Walk through what’s happening:

  1. submitted — the classifier runs on entry (onEnter), stores its verdict in context. expr guards on the transitions route based on the classifier’s output. linkFilter: byGuards means the model only sees the transition that actually applies.

  2. manager_review — every transition requires actor: human (the LLM can’t approve) plus a permission guard (only managers can approve). The expr guard routes high-value expenses to finance.

  3. finance_review — same pattern, different permission. Only finance reviewers can act here.

  4. reimbursement — the REST executor fires the payment with an idempotency key (retries don’t double-pay) and exponential backoff retry.

  5. Terminal statespaid and rejected have no outgoing transitions. The workflow is done.

Section titled “Link filtering”

By default, every workflow response includes links for all transitions from the current state. The model picks one, and if the guards reject it, the error response includes the legal links for recovery.

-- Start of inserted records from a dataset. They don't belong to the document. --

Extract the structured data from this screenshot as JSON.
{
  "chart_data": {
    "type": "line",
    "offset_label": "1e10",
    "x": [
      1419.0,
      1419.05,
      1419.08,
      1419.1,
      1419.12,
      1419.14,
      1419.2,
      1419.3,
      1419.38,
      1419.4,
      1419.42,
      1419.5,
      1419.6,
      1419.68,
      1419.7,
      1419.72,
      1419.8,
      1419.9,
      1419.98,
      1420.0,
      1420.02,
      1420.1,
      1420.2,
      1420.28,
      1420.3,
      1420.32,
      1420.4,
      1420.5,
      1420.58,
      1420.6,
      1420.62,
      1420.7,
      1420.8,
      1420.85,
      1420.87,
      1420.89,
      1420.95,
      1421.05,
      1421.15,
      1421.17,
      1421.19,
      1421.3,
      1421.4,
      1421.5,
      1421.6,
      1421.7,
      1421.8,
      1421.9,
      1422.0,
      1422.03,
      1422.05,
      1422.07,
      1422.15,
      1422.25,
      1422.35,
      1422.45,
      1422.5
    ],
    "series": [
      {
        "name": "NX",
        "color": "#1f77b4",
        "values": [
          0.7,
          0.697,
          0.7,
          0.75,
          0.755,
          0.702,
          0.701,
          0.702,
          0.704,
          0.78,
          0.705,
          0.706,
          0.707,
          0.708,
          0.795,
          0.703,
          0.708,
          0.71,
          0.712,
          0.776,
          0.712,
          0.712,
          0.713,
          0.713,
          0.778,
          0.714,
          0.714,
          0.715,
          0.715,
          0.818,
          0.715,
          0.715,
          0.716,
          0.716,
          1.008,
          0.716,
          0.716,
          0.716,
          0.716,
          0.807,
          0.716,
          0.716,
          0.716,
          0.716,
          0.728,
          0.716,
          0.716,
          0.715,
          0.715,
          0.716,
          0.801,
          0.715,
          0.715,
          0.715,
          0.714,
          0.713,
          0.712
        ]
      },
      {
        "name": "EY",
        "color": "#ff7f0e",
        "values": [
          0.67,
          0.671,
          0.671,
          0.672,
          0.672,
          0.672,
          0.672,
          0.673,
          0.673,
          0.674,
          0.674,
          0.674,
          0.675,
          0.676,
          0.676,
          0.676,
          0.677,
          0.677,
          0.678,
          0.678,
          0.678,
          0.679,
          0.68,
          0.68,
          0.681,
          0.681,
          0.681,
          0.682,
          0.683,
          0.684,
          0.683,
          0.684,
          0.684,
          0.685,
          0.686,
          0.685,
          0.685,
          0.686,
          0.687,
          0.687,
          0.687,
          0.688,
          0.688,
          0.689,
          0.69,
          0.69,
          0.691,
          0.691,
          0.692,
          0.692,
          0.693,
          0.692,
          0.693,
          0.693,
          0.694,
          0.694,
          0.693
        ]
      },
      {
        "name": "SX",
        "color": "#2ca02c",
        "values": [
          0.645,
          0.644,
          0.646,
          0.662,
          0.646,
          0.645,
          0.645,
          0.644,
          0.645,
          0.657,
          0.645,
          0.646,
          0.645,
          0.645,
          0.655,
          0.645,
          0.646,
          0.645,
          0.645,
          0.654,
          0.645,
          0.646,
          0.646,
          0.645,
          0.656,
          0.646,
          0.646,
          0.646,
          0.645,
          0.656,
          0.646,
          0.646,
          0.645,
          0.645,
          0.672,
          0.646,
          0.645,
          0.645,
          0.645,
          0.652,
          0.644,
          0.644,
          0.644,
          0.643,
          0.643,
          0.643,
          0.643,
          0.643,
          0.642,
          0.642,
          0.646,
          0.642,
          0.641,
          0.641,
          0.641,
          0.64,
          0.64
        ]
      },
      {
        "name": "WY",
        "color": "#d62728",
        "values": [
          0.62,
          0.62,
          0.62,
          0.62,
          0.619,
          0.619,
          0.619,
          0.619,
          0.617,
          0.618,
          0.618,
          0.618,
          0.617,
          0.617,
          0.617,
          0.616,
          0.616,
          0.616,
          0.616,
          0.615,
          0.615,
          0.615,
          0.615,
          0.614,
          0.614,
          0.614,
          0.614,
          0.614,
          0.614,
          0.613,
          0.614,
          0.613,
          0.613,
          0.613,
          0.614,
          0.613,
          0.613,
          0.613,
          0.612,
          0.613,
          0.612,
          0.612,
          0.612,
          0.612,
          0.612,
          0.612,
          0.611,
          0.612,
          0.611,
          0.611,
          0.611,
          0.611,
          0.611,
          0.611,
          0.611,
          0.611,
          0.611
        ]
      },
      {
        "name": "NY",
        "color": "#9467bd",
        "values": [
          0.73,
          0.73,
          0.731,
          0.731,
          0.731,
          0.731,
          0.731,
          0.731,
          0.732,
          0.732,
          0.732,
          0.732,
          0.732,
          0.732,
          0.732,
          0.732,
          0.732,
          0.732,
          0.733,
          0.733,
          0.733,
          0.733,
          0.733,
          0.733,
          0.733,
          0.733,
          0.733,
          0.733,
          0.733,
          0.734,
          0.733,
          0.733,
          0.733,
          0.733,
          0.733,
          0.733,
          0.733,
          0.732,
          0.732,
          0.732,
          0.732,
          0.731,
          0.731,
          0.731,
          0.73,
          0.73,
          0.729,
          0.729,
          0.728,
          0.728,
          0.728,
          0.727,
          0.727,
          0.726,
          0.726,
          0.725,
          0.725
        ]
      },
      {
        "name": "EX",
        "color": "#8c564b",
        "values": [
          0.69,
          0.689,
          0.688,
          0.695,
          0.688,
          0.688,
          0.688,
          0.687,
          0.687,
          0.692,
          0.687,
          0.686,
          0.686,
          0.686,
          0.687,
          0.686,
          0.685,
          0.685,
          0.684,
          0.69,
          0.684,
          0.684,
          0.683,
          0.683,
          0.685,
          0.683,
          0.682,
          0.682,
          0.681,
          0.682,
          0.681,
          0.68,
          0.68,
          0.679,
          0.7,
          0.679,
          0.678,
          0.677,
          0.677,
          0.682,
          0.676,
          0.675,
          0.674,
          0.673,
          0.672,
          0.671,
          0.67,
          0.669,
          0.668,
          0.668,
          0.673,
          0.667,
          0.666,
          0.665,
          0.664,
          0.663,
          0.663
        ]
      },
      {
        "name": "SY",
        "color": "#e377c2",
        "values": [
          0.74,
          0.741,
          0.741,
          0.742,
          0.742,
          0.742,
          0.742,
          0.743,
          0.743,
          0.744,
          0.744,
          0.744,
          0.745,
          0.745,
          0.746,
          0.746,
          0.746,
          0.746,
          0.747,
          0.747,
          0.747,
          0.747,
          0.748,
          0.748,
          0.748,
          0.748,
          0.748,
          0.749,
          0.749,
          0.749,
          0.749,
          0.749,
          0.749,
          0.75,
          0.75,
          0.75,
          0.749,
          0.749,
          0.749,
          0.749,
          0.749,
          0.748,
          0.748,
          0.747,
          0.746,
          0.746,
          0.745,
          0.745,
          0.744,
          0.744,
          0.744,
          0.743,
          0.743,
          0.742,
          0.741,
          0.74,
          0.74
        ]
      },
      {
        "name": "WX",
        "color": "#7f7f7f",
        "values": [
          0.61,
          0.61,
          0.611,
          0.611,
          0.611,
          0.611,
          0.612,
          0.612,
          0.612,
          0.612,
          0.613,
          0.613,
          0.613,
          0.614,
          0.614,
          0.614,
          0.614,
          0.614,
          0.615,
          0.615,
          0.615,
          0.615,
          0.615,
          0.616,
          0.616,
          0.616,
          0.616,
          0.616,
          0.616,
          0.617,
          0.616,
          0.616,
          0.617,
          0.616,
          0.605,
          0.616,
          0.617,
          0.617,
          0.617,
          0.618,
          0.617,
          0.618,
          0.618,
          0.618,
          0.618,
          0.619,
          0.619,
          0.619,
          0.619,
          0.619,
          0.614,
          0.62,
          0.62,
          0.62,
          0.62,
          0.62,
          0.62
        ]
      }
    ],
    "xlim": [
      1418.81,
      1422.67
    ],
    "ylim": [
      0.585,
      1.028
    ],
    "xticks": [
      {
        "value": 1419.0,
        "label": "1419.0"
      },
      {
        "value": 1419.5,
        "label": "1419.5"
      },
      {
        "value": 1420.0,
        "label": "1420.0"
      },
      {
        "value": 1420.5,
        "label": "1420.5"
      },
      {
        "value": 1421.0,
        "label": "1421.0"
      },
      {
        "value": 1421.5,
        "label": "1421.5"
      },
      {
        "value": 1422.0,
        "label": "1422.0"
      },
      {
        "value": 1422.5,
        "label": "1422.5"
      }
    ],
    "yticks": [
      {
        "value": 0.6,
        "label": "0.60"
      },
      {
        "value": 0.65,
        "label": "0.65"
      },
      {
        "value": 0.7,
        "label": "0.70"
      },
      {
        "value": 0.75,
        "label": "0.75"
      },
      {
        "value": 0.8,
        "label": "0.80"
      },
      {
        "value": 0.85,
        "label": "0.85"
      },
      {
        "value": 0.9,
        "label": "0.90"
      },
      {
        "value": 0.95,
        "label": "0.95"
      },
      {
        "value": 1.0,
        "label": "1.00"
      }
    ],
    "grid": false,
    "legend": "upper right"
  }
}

If you’d rather the model only sees transitions it can actually take right now, set linkFilter: byGuards:

workflows:
  demo:
    linkFilter: byGuards    # workflow-wide default
    states:
      triaged:
        linkFilter: byGuards  # or per-state (overrides the workflow setting)

When set, the runtime evaluates each transition’s guards silently against the current context and principal, and only returns links for transitions that would pass. This is useful when guards are mutually exclusive — the model doesn’t have to guess which one applies.

One caveat: guards that depend on $.arguments.* can’t be evaluated at link-generation time (no arguments exist yet), so those transitions typically filter out. Use linkFilter: byGuards when your guards depend on $.context.* and $.workflow.input.*.